An Instrumented Wheel System for Measuring 3-D Pushrim Kinetics During Racing Wheelchair Propulsion

The purpose of this study was to design and validate an instrumented wheel system (IWS) that can measure 3-dimensional (3-D) pushrim forces during racing wheelchair propulsion. Linearity, precision, and percent error were determined for both static and dynamic conditions. For the static condition, the IWS demonstrated a high linearity (0.91 ≤ slope ≤ 1.41) with less than 2.72% error rate. Under dynamic loading, the IWS provided the well-matched measurement forces with the predicted values from the inverse dynamics method (0.96 ≤ slope ≤ 1.07) with less than 4.32% error rate. The results revealed that the IWS developed in the study can be used to measure 3-D pushrim reaction forces with acceptable accuracy. This was the first instrumented wheel device that can register 3-D pushrim forces during racing wheelchair propulsion. With the available kinetic information of the 3-D pushrim forces, the upper extremity joint reaction forces could be determined.

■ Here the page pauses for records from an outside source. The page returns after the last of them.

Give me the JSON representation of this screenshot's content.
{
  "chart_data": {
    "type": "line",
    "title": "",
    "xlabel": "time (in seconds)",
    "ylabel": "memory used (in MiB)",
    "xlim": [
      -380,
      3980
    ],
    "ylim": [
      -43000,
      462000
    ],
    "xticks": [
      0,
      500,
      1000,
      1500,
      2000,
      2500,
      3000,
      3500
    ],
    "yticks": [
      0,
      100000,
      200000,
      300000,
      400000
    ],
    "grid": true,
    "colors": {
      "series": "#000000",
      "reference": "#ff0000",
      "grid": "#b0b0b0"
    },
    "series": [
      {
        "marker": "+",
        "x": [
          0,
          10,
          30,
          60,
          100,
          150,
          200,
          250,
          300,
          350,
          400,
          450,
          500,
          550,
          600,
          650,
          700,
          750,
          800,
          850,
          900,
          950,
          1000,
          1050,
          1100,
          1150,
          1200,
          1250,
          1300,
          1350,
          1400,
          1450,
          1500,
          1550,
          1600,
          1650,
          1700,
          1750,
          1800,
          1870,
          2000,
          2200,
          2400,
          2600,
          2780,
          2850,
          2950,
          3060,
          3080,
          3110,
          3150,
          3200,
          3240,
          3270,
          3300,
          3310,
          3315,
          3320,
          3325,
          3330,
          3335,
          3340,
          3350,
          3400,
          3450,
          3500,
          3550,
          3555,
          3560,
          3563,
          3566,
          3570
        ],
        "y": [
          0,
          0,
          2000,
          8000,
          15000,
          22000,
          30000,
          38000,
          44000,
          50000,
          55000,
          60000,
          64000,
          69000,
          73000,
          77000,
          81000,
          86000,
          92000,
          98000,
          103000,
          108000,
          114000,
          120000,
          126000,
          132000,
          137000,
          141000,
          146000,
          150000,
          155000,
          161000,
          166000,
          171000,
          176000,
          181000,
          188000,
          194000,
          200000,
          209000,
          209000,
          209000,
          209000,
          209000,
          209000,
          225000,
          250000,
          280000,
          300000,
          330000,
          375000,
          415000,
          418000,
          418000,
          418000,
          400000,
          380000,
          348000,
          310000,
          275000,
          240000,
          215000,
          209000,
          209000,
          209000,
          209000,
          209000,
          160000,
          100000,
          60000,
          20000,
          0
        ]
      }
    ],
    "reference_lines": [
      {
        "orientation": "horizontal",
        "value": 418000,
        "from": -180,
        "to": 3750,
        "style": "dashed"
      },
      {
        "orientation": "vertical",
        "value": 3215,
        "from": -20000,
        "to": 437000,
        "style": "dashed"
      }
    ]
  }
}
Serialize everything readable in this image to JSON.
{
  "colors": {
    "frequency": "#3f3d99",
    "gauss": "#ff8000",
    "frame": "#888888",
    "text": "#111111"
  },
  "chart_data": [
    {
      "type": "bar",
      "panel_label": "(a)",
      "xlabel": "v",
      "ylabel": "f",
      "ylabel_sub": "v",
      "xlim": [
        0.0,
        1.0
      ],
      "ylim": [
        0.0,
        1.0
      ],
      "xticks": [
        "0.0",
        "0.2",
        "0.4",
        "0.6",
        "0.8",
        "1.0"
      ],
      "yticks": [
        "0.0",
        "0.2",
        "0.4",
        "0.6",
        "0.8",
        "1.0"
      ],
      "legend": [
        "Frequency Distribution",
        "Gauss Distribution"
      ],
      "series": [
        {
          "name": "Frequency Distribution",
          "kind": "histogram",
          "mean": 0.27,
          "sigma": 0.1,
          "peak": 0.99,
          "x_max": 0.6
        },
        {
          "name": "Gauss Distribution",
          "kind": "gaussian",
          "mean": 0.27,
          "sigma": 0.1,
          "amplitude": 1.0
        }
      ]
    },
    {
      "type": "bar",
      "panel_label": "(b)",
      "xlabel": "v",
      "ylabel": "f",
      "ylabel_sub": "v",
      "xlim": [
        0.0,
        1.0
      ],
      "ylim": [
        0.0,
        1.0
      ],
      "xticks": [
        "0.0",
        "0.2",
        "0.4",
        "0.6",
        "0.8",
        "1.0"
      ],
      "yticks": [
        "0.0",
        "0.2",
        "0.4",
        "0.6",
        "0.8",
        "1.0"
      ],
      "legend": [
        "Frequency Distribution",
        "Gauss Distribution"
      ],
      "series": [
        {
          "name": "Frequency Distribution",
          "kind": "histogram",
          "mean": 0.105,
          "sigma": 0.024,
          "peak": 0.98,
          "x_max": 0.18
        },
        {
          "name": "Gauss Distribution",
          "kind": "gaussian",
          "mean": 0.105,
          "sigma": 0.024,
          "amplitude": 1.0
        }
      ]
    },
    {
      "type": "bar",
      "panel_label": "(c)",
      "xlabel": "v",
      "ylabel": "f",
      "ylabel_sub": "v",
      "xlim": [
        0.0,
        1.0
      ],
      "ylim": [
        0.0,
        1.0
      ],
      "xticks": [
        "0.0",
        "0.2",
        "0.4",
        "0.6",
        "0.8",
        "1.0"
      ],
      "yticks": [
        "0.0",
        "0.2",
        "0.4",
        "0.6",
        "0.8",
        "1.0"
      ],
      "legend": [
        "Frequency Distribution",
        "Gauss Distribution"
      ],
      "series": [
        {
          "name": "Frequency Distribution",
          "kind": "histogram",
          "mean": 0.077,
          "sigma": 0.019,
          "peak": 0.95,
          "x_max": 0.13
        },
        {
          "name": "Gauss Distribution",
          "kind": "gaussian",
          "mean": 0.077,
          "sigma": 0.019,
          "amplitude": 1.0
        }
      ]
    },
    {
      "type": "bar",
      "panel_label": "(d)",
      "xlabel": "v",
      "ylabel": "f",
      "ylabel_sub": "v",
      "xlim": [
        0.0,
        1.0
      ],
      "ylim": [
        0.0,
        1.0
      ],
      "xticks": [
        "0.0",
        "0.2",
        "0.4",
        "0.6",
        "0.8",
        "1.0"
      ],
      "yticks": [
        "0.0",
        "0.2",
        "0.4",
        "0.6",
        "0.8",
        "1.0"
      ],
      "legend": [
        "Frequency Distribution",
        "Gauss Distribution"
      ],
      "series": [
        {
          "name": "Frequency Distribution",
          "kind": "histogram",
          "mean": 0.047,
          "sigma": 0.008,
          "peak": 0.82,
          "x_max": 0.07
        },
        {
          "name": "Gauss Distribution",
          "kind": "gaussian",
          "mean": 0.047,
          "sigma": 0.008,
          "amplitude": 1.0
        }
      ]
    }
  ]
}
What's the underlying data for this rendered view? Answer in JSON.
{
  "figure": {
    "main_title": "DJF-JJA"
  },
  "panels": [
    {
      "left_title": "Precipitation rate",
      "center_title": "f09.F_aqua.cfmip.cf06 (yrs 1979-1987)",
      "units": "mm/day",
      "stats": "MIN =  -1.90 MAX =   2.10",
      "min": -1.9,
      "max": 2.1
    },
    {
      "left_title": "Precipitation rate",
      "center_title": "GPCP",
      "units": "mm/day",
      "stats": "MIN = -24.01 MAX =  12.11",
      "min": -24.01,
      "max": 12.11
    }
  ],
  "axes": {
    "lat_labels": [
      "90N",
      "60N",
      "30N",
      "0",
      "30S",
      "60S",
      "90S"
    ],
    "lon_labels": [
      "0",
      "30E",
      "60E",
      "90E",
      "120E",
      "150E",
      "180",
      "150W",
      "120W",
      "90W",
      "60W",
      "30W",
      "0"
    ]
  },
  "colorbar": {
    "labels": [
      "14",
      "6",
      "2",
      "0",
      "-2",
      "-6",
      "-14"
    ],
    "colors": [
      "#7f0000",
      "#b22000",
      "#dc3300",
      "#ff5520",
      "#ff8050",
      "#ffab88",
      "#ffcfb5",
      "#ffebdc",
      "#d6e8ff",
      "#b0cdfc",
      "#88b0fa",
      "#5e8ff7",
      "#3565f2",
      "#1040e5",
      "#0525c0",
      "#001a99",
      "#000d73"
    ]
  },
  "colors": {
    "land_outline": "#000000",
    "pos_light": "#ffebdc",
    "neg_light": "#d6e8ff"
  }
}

Effect of an Ankle Stabilizing Orthosis on Selected Ankle Kinematics During Walking

This study evaluated the stability effects of an ankle stabilizing orthosis on unstable ankles on selected three-dimensional ankle kinematics during two speeds (2.5 and 4.5 mph) of treadmill walking. Eleven subjects with one unstable ankle walked at these two treadmill speeds with and without the ankle stabilizing orthosis. The angular excursions and velocities of the ankle in the sagittal and frontal planes were recorded with a three-dimensional ProReflex Imaging System and analyzed with two-way repeated-measure ANOVA and paired t test. It was found that the ankle stabilizing orthosis provided significant stability control in the angular excursions of plantarflexion, and it did not affect the maximum velocity of plantarflexion and the walking speed during the treadmill walking. As the speed increased, the angular excursions and the maximum angular velocities in the sagittal and frontal planes increased significantly.

A Pilot Investigation of the Effect of Postural Control Strategies and Balance in Children with Unilateral Lower-Limb Amputation

Introduction Previous research has addressed the effects of backpack loads on balance in adults and children, but there is a gap in the literature concerning children with lower-limb amputation. The purpose of this study was to assess the effect of backpack loads on postural sway in children with lower-limb amputation. Materials and Methods Four children with unilateral Syme amputation and five controls were assessed in quiet standing with backpacks loaded with 0%, 10%, 20%, and 25% of body weight. Kinetic data were collected using force platforms, and the path of the center of pressure was calculated. Results Considering the sway parameters, the control group showed the expected increase with each successive weight level, whereas the group of children with amputation showed an unexpected nonlinear response as weight increased. Conclusions Postural control mechanisms used by the children with amputation may be different from their able-bodied counterparts.

Fundamental Locomotive Activity Time Efficiency with Differently Positioning Drive-Axis Wheelchairs Among Elderly: 2388

This study examined time efficiency in wheelchair locomotive activities among four different wheelchairs propelled by elders with arms and/or legs. Sixteen elder manual wheelchair users propelled her/his own wheelchair and three wheelchairs (the main drive-axis wheels positioning in front, middle, and rear, respectively) in the test of seven wheelchair locomotive activities of daily living. A Mixed-Model ANOVA and Bonferroni post hoc test (p < .05) were employed to determine the time efficiency among four wheelchairs and three groups. The results demonstrated better time efficiency resulted from propelling the mid drive-axis and/or rear drive-axis wheelchairs; using arms and legs simultaneously propelling wheelchairs was more time efficient than using the arms or legs only in the selected locomotive activities.